信頼できる管理会社を選ぶことで、修繕やメンテナンスの費用も適正価格で行われ、予期せぬ出費を抑えることができます。

管理委託契約を締結すると、契約解除したいと思っても違約金が高くなる可能性がありますので、管理会社選びは慎重に決定しましょう。

5.中古の投資物件を購入する

投資物件で中古物件を選択することは、キャッシュフローをプラスにするための効果的な方法です。

新築物件に比べて購入価格が低いため、頭金や借入額を抑えられ、初期費用の負担が軽減されます。

不動産投資に関する調査データでも、新築より中古物件は利回りが高いことが公表されています。


不動産投資でキャッシュフローをプラスにするには(購入後)

キャッシュフローをプラスに保つためには、繰り上げ返済や金利交渉、物件の管理改善など、物件購入後も継続的な努力が必要です。

本章では、購入後に行うべき具体的な対策について解説します。

1.繰り上げ返済をする

繰り上げ返済は、キャッシュフローをプラスにする有効な方法です。

ローンの元金を早めに返済することで、毎月の返済額が減少し、キャッシュフローが改善されます。余裕資金がある場合は、積極的に繰り上げ返済を検討すると良いでしょう。

また、元金を減らすことで、将来的な金利負担も軽減されるため、長期的に見ても投資の収益性が向上します。

ただし、繰り上げ返済には手数料がかかる場合もあるため、事前に確認してから行うことが重要です。

2.金利交渉や借り換えを検討する

ローンの金利交渉や借り換えを検討することで、毎月の返済額をさらに抑え、キャッシュフローをプラスに保つことができます。

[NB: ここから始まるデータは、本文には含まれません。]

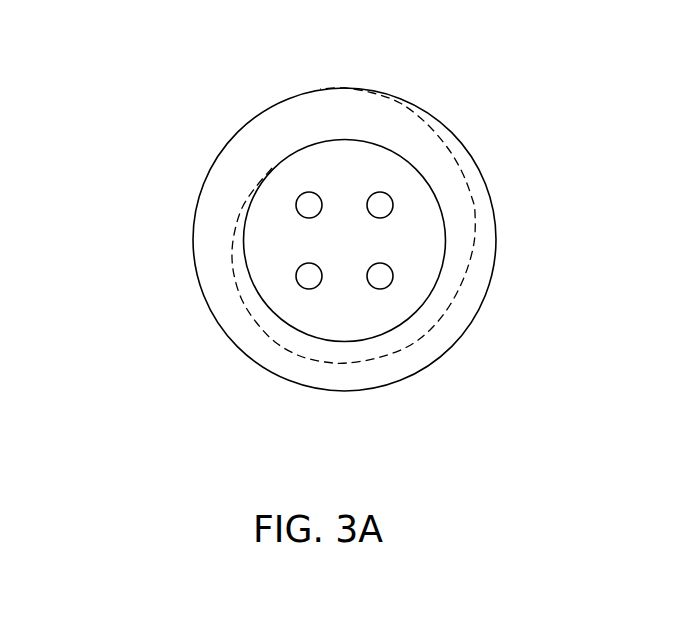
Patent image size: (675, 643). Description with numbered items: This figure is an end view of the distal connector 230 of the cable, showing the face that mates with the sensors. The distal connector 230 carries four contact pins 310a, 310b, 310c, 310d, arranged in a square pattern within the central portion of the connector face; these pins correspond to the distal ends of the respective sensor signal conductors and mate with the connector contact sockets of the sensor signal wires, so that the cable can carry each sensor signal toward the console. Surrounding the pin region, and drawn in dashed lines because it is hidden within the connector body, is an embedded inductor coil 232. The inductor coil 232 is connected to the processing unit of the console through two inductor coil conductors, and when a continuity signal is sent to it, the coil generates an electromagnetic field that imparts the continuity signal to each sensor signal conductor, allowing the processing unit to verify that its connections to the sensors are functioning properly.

The distal connector 230 is at (193, 55).
The embedded inductor coil 232 is at (477, 237).
The contact pin 310a is at (318, 192).
The contact pin 310b is at (388, 192).
The contact pin 310c is at (387, 288).
The contact pin 310d is at (307, 288).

世間の金利動向に合わせるなど、適切なタイミングで金融機関との交渉を検討してみてください。金利の交渉を有利にするためには、返済に滞りがないことが大切です。

また、他の金融機関に借り換えることで、さらに低金利のローンに切り替えることができる場合もあります。ただし、その場合も借り換えにかかる手数料など、総合的な金額を見て決めましょう。

3.家賃の値上げを検討する

物件の収益性を高めるためには、家賃の値上げを検討することも重要です。

  • 周辺の賃貸市場価格が高まっている
  • リフォームや新設備の導入

これらの適切なタイミングで家賃の改定を行うことで、収入を増加させることができます。

既存入居者の家賃を上げる場合は、原則として入居者からの承諾が必要です。家賃値上げは、入居者入れ替えのタイミングで行うとスムーズでしょう。

4.資産価値の向上に努める

物件の資産価値の向上は、長期的にキャッシュフローをプラスに保つために重要な投資戦略です。

資産価値を高めるためには、定期的なメンテナンスやリフォームの実施が効果的でしょう。

また、最新設備の導入、建物まわりの美化など物件全体の魅力を高める取り組みも大切です。


キャッシュフローがプラスの時の活用法

キャッシュフローがプラスになった場合、不動産投資ではその収益をどのように活用するかが次のステップです。

以下で、具体的な3つの活用法を紹介します。

1.リスクに備えて貯蓄する

キャッシュフローがプラスに転じた場合、まず考えるべきはリスクに備えるための貯蓄です。

プラスになったキャッシュフローをすぐに消費するのではなく、将来起こり得るさまざまなリスクに対処できるように貯蓄しておいてください。

2.経費に充当する

プラスのキャッシュフローを適切に経費に充当することも、1つの方法です。

例えば、物件の維持管理費や修繕費にキャッシュフローを充てることで、物件の資産価値を保ち、入居者満足度を高めることができます。

経費にキャッシュフローを充当する際には、「どの部分に優先的に資金を投入するか」を見極め、効率的に資金運用しましょう。

3.再投資の頭金にする

キャッシュフローがプラスの場合、その資金を次の投資物件に再投資することがお勧めです。

次に購入する投資物件の頭金として活用することで、収益源を増やせます。

再投資を行う際は、次の物件の選定や融資条件を慎重に検討するようにしましょう。

 


まとめ

不動産投資におけるキャッシュフローは、オーナーが理解・把握すべきお金の流れです。

購入前の適切な準備や購入後の継続的な努力により、キャッシュフローをプラスに保つことができます。

また、キャッシュフローがプラスになっても手を付けてはいけません。プラス分はリスクに備えるための貯蓄や資産拡大のために使うことで、長期的な収益を確保することができます。

不動産投資を成功させるためには、キャッシュフロー管理を徹底し、常に先を見据えた資産運用を心掛けましょう。

※本記事の試算は、みずほ銀行公式サイト「住宅ローンシミュレーション」にて行っております。

シミュレーションはボーナス返済無しとし、返済期間中の利上げは考慮しておりません。